Title IX for Employees
It is unlawful to subject another individual, regardless of his/her gender or gender identity, to sex discrimination, which includes sexual harassment. Fresno State does not discriminate on the basis of sex, gender, gender identity, or sexual orientation in its employment practices, or in the education programs and activities it conducts in accordance with the Title IX of the Education Amendments of 1972, as well as Title VI and Title VII of the Civil Rights Act of 1964. The University does not tolerate— and prohibits under CSU Executive Order 1096—the sexual discrimination of anyone on its campus and within the jurisdiction of the University by an employee.
Sexual harassment is any unwelcome and/or uninvited verbal or physical conduct of a sexual nature, directed towards a person because of his or her sex or perceived sex that has the intent or effect, due to its severity and/or persistence, of unreasonably interfering with an individual or group's educational or work performance or that creates a hostile work, educational, or living environment. It is important to note that harassmentcan occur regardless of the relationship, position, or respective sex of the parties.
Sexual advances, requests for sexual favors, and other verbal, nonverbal or physical conduct of a sexual nature constitute sexual harassment when:
- Submission to such conduct is made either explicitly or implicitly a term or condition of an individual's employment or admission to or participation in an academic program or University-related activity; or
- Submission to or rejection of such conduct is used as the basis for decisions affecting an individual's employment with the University or a student’s academic standing; or
- Such conduct has the purpose or effect of unreasonably interfering with an individual's performance on the job or in school; or
- Such conduct has the purpose or effect of creating an intimidating, hostile, or offensive work or study environment for an individual or group of individuals.
Sexual harassment may include unwelcome physical contact, visual displays of degrading sexual images, transmitting sexually suggestive conduct to or about coworkers to others, remarks of a sexual nature, or turning discussions inappropriately to sexual topics. An act of sexual violence—any physical sexual act attempted or perpetrated against a person without his or her consent—constitutes sexual harassment, in addition to being a crime.
Reporting a Complaint of Harassment, Discrimination or Retaliation
In accordance with the California State University’s Executive Orders 1096 and 1097, any University employee, except where he or she is recognized as a confidential
resource under the subject policies (i.e. those employees who work in the Student
Health Center or the Women's Resource Center, or police receiving a report from an
individual who requests confidentiality of his or her identity pursuant to Penal Code
Section 293), who is made aware of a possible instance of sex discrimination or harassment,
including sexual violence, committed against a campus community member, must report this information to the Title IX Coordinator, Janice A. Parten.
The University takes every complaint seriously, and the cooperation of employees in the investigative process is critical to promoting the safety and respect of each member of the University community.
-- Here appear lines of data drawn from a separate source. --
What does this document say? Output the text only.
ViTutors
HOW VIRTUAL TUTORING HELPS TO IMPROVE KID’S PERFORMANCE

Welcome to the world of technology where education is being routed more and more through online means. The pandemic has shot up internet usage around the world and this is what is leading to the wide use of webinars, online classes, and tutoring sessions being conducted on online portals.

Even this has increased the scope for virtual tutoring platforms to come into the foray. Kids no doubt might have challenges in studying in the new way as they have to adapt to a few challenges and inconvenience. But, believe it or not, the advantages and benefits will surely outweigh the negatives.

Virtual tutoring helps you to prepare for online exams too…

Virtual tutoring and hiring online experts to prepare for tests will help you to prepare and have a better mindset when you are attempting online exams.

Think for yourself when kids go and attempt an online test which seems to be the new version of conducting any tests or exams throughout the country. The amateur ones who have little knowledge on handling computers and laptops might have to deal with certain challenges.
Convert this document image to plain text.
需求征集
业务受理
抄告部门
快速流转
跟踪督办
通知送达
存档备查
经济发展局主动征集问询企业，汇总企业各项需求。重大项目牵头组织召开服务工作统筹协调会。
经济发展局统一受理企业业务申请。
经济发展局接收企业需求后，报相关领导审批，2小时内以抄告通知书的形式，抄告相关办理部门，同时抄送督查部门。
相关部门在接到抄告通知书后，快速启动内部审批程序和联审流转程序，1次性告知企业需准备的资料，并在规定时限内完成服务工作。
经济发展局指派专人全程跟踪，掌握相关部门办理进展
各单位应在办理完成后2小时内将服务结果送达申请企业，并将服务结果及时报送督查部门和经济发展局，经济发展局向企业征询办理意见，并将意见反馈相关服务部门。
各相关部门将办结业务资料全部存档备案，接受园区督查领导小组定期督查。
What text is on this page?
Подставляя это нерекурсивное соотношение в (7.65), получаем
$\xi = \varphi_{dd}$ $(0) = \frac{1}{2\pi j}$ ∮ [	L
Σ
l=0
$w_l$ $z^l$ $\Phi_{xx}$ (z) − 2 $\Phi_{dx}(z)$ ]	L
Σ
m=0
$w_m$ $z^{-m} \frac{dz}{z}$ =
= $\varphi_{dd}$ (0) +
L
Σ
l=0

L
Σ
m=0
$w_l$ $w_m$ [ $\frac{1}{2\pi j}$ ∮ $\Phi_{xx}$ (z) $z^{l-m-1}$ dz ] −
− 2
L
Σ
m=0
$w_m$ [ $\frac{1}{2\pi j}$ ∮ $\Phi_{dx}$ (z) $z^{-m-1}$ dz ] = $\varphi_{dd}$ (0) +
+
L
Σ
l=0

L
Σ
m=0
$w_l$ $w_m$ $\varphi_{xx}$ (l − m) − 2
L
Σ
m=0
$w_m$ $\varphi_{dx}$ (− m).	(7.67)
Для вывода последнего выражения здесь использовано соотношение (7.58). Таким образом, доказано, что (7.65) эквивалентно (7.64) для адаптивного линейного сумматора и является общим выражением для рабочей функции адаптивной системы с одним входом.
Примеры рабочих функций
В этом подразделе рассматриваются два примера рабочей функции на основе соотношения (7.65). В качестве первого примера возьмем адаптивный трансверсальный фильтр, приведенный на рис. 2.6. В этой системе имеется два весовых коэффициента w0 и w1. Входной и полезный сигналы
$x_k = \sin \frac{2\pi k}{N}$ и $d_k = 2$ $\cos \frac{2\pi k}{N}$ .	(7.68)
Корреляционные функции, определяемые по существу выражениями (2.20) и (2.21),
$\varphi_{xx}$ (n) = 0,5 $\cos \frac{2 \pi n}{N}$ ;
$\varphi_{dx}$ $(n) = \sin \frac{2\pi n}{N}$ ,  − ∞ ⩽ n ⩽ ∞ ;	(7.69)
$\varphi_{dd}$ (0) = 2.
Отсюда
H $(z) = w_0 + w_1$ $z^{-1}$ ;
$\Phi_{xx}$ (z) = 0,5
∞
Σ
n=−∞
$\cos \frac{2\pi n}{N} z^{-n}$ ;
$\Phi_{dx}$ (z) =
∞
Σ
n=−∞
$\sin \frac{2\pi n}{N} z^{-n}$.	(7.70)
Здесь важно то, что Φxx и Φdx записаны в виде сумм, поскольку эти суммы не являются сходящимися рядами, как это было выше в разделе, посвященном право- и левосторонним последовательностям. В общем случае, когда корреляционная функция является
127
Any attempt by a faculty member, employee, or student to penalize, intimidate, or retaliate in any way against a person who makes a report of or who is otherwise involved in a report of discrimination or harassment is illegal, and will be promptly addressed in accordance with Fresno State’s discipline process. Correspondingly, any individual who knowingly files a false report of discrimination, retaliation or harassment violates University policy, and will be subject to appropriate discipline.
Consensual Relationships and Sexual Harassment
Actual or apparent authority that employees may have over a student or another employee is a primary consideration in determining if certain types of conduct constitute sexual harassment. This can be so even if the individual subject to the employee’s authority has accepted the conduct, shows no sign of being harassed, or fails to file a complaint of harassment. Consensual relationships are considered sexual harassment when they are found to compromise Fresno State’s educational mission. See Fresno State’s policy on consensual relationships for more information. Complaints of sexual harassment of students, including alleged consensual relationships, will be carefully evaluated in the context of the unique relationship and responsibility that faculty, administrators and other Fresno State employees have to students.
Academic Freedom and Sexual Harassment
Fresno State recognizes and respects the freedom of its employees and students in classroom discussion, in academic research and in the publication of related results. Campus community members are encouraged to candidly and openly express their views and opinions during discussions in appropriate academic settings, including the classroom. However, the University also acknowledges the right of individuals to be free from injury caused by illegal harassment and the need to balance this right against the freedom of speech in the University’s academic community. Harassment is differentiated from behavior that, even though upsetting, could be considered reasonable and/or necessary to the carrying out of certain instructional, advisory, or supervisory responsibilities. As such, in determining whether alleged conduct constitutes harassment, the University will examine all of the relevant information available, including the nature of the conduct and the context in which the alleged incidents occurred.